Manganese dioxide electrocatalysts for borohydride fuel cell cathodes?

Electrocatalysts of manganese dioxide (MnO2) supported on activated carbon (AC) were prepared by low-temperature (ltMnO2/AC) and high-temperature (htMnO2/AC) procedures. Structure, morphology and composition of the synthesised materials were investigated by X-ray diffraction analysis, transmission electron microscopy and thermogravimetric analysis. Activity of the two prepared electrocatalysts for the oxygen reduction reaction (ORR) was investigated in alkaline media and ORR kinetic parameters evaluated from rotating disc electrode measurements. It was found that the ORR proceeds as two-electron process at ltMnO2/AC-based electrode, while it proceeds as four-electron process at htMnO2/AC-based electrode. The two electrocatalysts were further investigated for application as cathode materials in direct borohydride fuel cells. For that purposes the ORR at MnO2/AC was investigated in the presence of borohydride in alkaline solution and in the temperature range from 25 to 65 °C. It could be observed that the activity of ltMnO2/AC for the ORR is significantly suppressed in the borohydride-containing solution whereas htMnO2/AC still showed high activity for the ORR.
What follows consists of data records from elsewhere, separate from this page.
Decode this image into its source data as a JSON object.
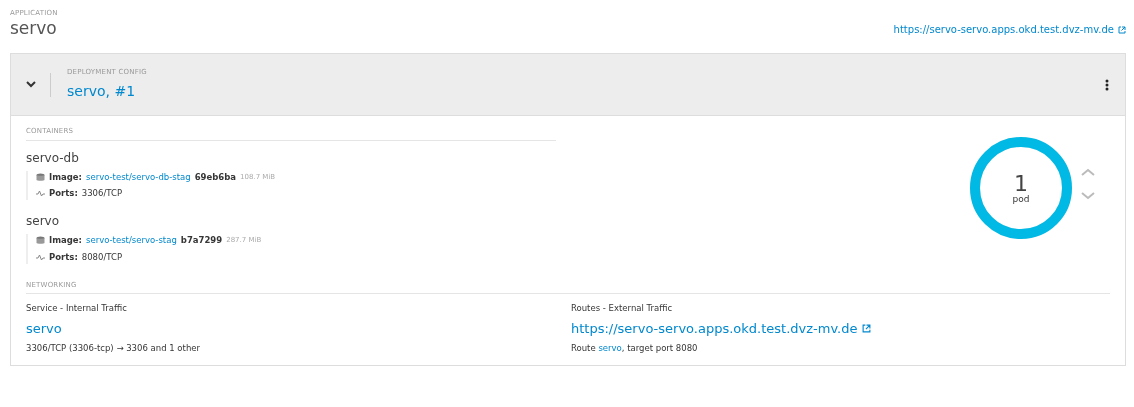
{
  "application": {
    "label": "APPLICATION",
    "name": "servo",
    "url": "https://servo-servo.apps.okd.test.dvz-mv.de"
  },
  "deployment": {
    "expanded": true,
    "label": "DEPLOYMENT CONFIG",
    "name": "servo, #1"
  },
  "containers": {
    "heading": "CONTAINERS",
    "items": [
      {
        "name": "servo-db",
        "image_label": "Image:",
        "image": "servo-test/servo-db-stag",
        "hash": "69eb6ba",
        "size": "108.7 MiB",
        "ports_label": "Ports:",
        "ports": "3306/TCP"
      },
      {
        "name": "servo",
        "image_label": "Image:",
        "image": "servo-test/servo-stag",
        "hash": "b7a7299",
        "size": "287.7 MiB",
        "ports_label": "Ports:",
        "ports": "8080/TCP"
      }
    ]
  },
  "pods": {
    "count": "1",
    "unit": "pod",
    "level": 1
  },
  "networking": {
    "heading": "NETWORKING",
    "service": {
      "label": "Service - Internal Traffic",
      "name": "servo",
      "detail": "3306/TCP (3306-tcp) → 3306 and 1 other"
    },
    "routes": {
      "label": "Routes - External Traffic",
      "url": "https://servo-servo.apps.okd.test.dvz-mv.de",
      "detail_prefix": "Route ",
      "detail_link": "servo",
      "detail_suffix": ", target port 8080"
    }
  }
}
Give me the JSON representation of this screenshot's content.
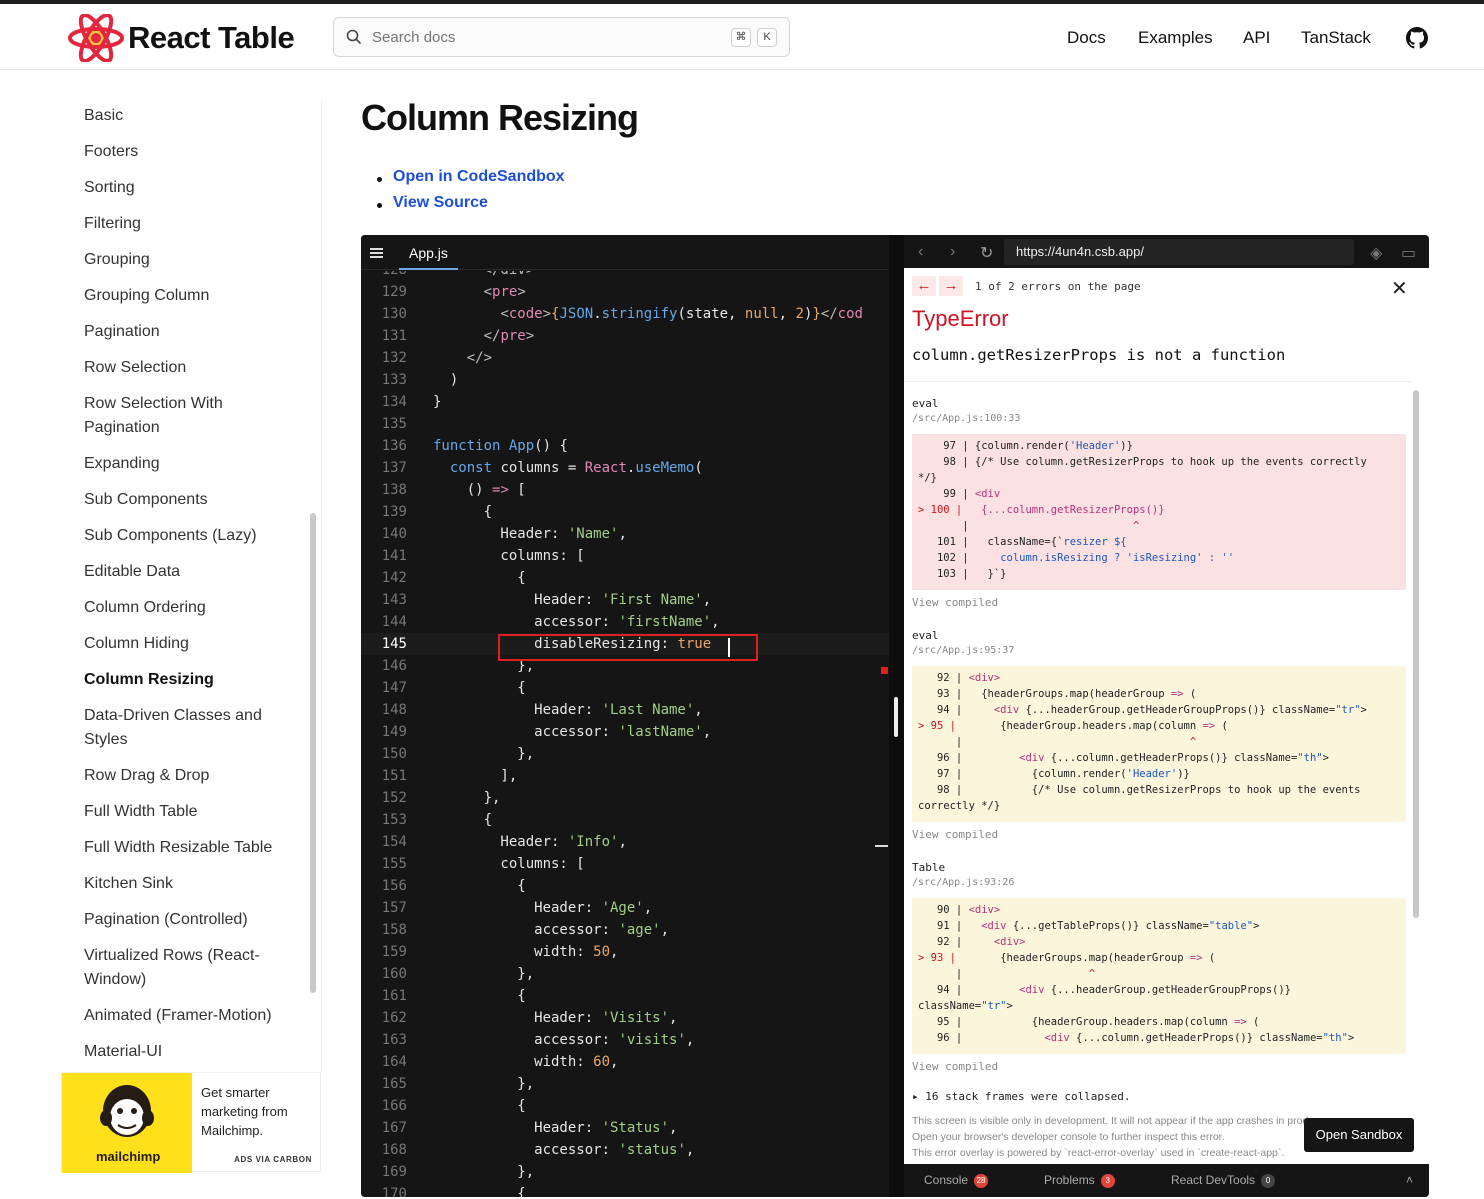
{
  "header": {
    "logo_text": "React Table",
    "search_placeholder": "Search docs",
    "kbd_cmd": "⌘",
    "kbd_k": "K",
    "nav": [
      "Docs",
      "Examples",
      "API",
      "TanStack"
    ]
  },
  "sidebar": {
    "items": [
      "Basic",
      "Footers",
      "Sorting",
      "Filtering",
      "Grouping",
      "Grouping Column",
      "Pagination",
      "Row Selection",
      "Row Selection With Pagination",
      "Expanding",
      "Sub Components",
      "Sub Components (Lazy)",
      "Editable Data",
      "Column Ordering",
      "Column Hiding",
      "Column Resizing",
      "Data-Driven Classes and Styles",
      "Row Drag & Drop",
      "Full Width Table",
      "Full Width Resizable Table",
      "Kitchen Sink",
      "Pagination (Controlled)",
      "Virtualized Rows (React-Window)",
      "Animated (Framer-Motion)",
      "Material-UI"
    ],
    "active": "Column Resizing"
  },
  "ad": {
    "brand": "mailchimp",
    "text": "Get smarter marketing from Mailchimp.",
    "via": "ADS VIA CARBON"
  },
  "main": {
    "title": "Column Resizing",
    "links": [
      "Open in CodeSandbox",
      "View Source"
    ]
  },
  "editor": {
    "file_tab": "App.js",
    "current_line": "145"
  },
  "preview": {
    "url": "https://4un4n.csb.app/",
    "error_nav_prev": "←",
    "error_nav_next": "→",
    "error_count": "1 of 2 errors on the page",
    "error_type": "TypeError",
    "error_message": "column.getResizerProps is not a function",
    "frames": [
      {
        "name": "eval",
        "file": "/src/App.js:100:33"
      },
      {
        "name": "eval",
        "file": "/src/App.js:95:37"
      },
      {
        "name": "Table",
        "file": "/src/App.js:93:26"
      }
    ],
    "view_compiled": "View compiled",
    "collapsed_note": "▸ 16 stack frames were collapsed.",
    "footer_lines": [
      "This screen is visible only in development. It will not appear if the app crashes in production.",
      "Open your browser's developer console to further inspect this error.",
      "This error overlay is powered by `react-error-overlay` used in `create-react-app`."
    ],
    "open_sandbox": "Open Sandbox",
    "status": {
      "console": "Console",
      "console_count": "28",
      "problems": "Problems",
      "problems_count": "3",
      "devtools": "React DevTools",
      "devtools_count": "0"
    }
  },
  "colors": {
    "link": "#1d4ed8",
    "error": "#cf1322",
    "editor_bg": "#151515",
    "highlight_box": "#e0201e"
  }
}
► Synthesis of composites of MnO2 with activated carbon via two different methods.
► “Low-temperature” composite reduces O2 in alkaline media through two-electron process.
► “High-temperature” composite reduces O2 in alkaline media through four-electron process.
► “High-temperature” composite highly active for O2 reduction even in presence of borohydride.
► Elevated temperatures significantly promote O2 reduction.